As a tech recruiter, a large part of your job is to find talented programmers. When you’re reviewing a developer job application, how can you tell if a candidate has the skill set that your company needs? Tech resumes, Stack Overflow profiles, and GitHub pages are the obvious places to start.
But because there’s so much information to digest, it’s easy to get caught up in all of the details. They’ll all be useful at some point -- but in the early stages of your tech recruiting, there are some things that don’t require as much attention. This post will walk you through some of the most common things you’re overthinking when you research developer candidates.
It would only take a couple of clicks to find a peer-reviewed answer on Stack Overflow. It would require the same amount of effort to find a developer’s code in a GitHub repository. But ultimately, what you’ll discover is a combination of tech terms, asterisks, and brackets that don’t make a lot of sense to you.
The good news? It’s OK if you can’t figure out how a developer’s code works! The bad news? You’re spending way too much time trying to decode it for yourself.
When you’re browsing a developer’s Stack Overflow or GitHub profile, pay attention to their overall activity. Their commitment to making changes to repositories and responding to questions will tell you plenty about their passion for coding, but leave the technical evaluation to your engineering managers.
Some Stack Overflow profiles will have a blue badge at the top of the page that says “Top X% Overall” or "Top X% in Python." The former means that they’re one of the most trusted overall users on the site, and the latter indicates that a developer is an expert in a particular programming language. If a candidate’s profile has either of these blue badges, you can be confident that he or she can write quality code. But the same can also be said for developers who don’t have a similar ranking.

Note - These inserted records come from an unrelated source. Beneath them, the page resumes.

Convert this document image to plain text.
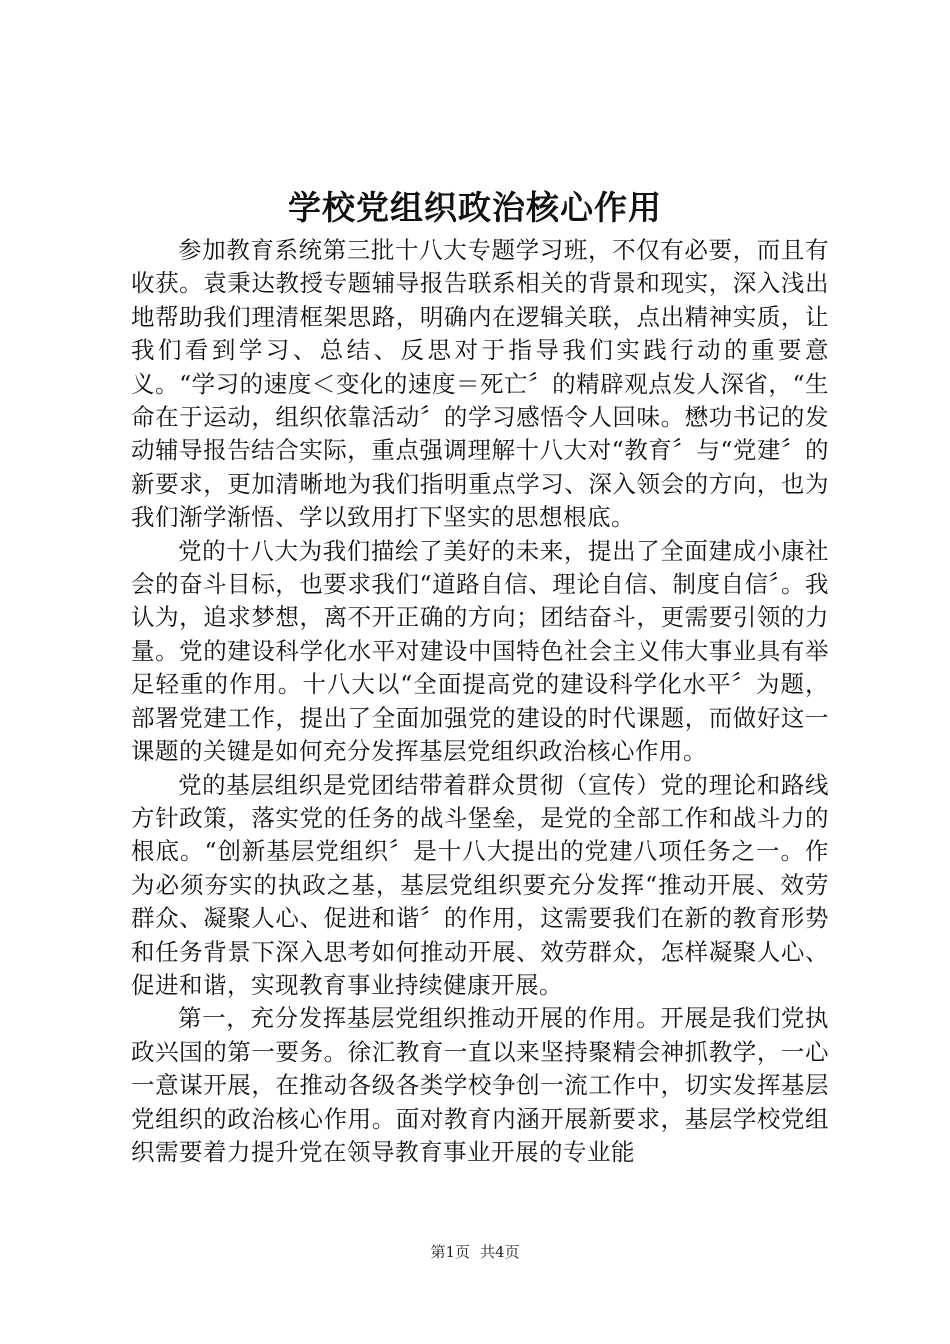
学校党组织政治核心作用

参加教育系统第三批十八大专题学习班，不仅有必要，而且有收获。袁秉达教授专题辅导报告联系相关的背景和现实，深入浅出地帮助我们理清框架思路，明确内在逻辑关联，点出精神实质，让我们看到学习、总结、反思对于指导我们实践行动的重要意义。“学习的速度＜变化的速度＝死亡〞的精辟观点发人深省，“生命在于运动，组织依靠活动〞的学习感悟令人回味。懋功书记的发动辅导报告结合实际，重点强调理解十八大对“教育〞与“党建〞的新要求，更加清晰地为我们指明重点学习、深入领会的方向，也为我们渐学渐悟、学以致用打下坚实的思想根底。

党的十八大为我们描绘了美好的未来，提出了全面建成小康社会的奋斗目标，也要求我们“道路自信、理论自信、制度自信〞。我认为，追求梦想，离不开正确的方向；团结奋斗，更需要引领的力量。党的建设科学化水平对建设中国特色社会主义伟大事业具有举足轻重的作用。十八大以“全面提高党的建设科学化水平〞为题，部署党建工作，提出了全面加强党的建设的时代课题，而做好这一课题的关键是如何充分发挥基层党组织政治核心作用。

党的基层组织是党团结带着群众贯彻（宣传）党的理论和路线方针政策，落实党的任务的战斗堡垒，是党的全部工作和战斗力的根底。“创新基层党组织〞是十八大提出的党建八项任务之一。作为必须夯实的执政之基，基层党组织要充分发挥“推动开展、效劳群众、凝聚人心、促进和谐〞的作用，这需要我们在新的教育形势和任务背景下深入思考如何推动开展、效劳群众，怎样凝聚人心、促进和谐，实现教育事业持续健康开展。

第一，充分发挥基层党组织推动开展的作用。开展是我们党执政兴国的第一要务。徐汇教育一直以来坚持聚精会神抓教学，一心一意谋开展，在推动各级各类学校争创一流工作中，切实发挥基层党组织的政治核心作用。面对教育内涵开展新要求，基层学校党组织需要着力提升党在领导教育事业开展的专业能

第1页 共4页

The top developers on Stack Overflow earn their badges when other users “upvote” their questions or answers, but some people aren’t able to contribute as much for a variety of reasons. Some developers might be government contractors who legally cannot share their insights. Neither of these things is a good enough reason to decline a developer job application.
You should only search for developers with dozens of repositories (or sources) on GitHub, right? Well, not quite.
The social aspect of GitHub means that developers can also contribute to other users’ repositories. In fact, some candidates might be more active participants within their colleagues’ projects. When you’re evaluating a programmer’s GitHub profile, do your best to understand their overall activity on the site. When a developer has more “pull” (or copy) requests than sources, this should tell you that he or she would be a valuable team player.
The biggest mistake you’re making when you evaluate Stack Overflow and GitHub profiles? You’re looking too hard for reasons to pass on a candidate. Both profiles can give you insight into what a developer is working on and wants to explore in the future. The problem with using them to eliminate candidates is that you’ll focus on all the wrong things.
You might say that someone isn’t up to part because he or she is only active on one Stack Overflow community. Or you might say that it makes sense to look elsewhere because a programmer rarely updates their GitHub repositories. But there’s one common thread through these reasons—they have nothing to do with that person’s ability.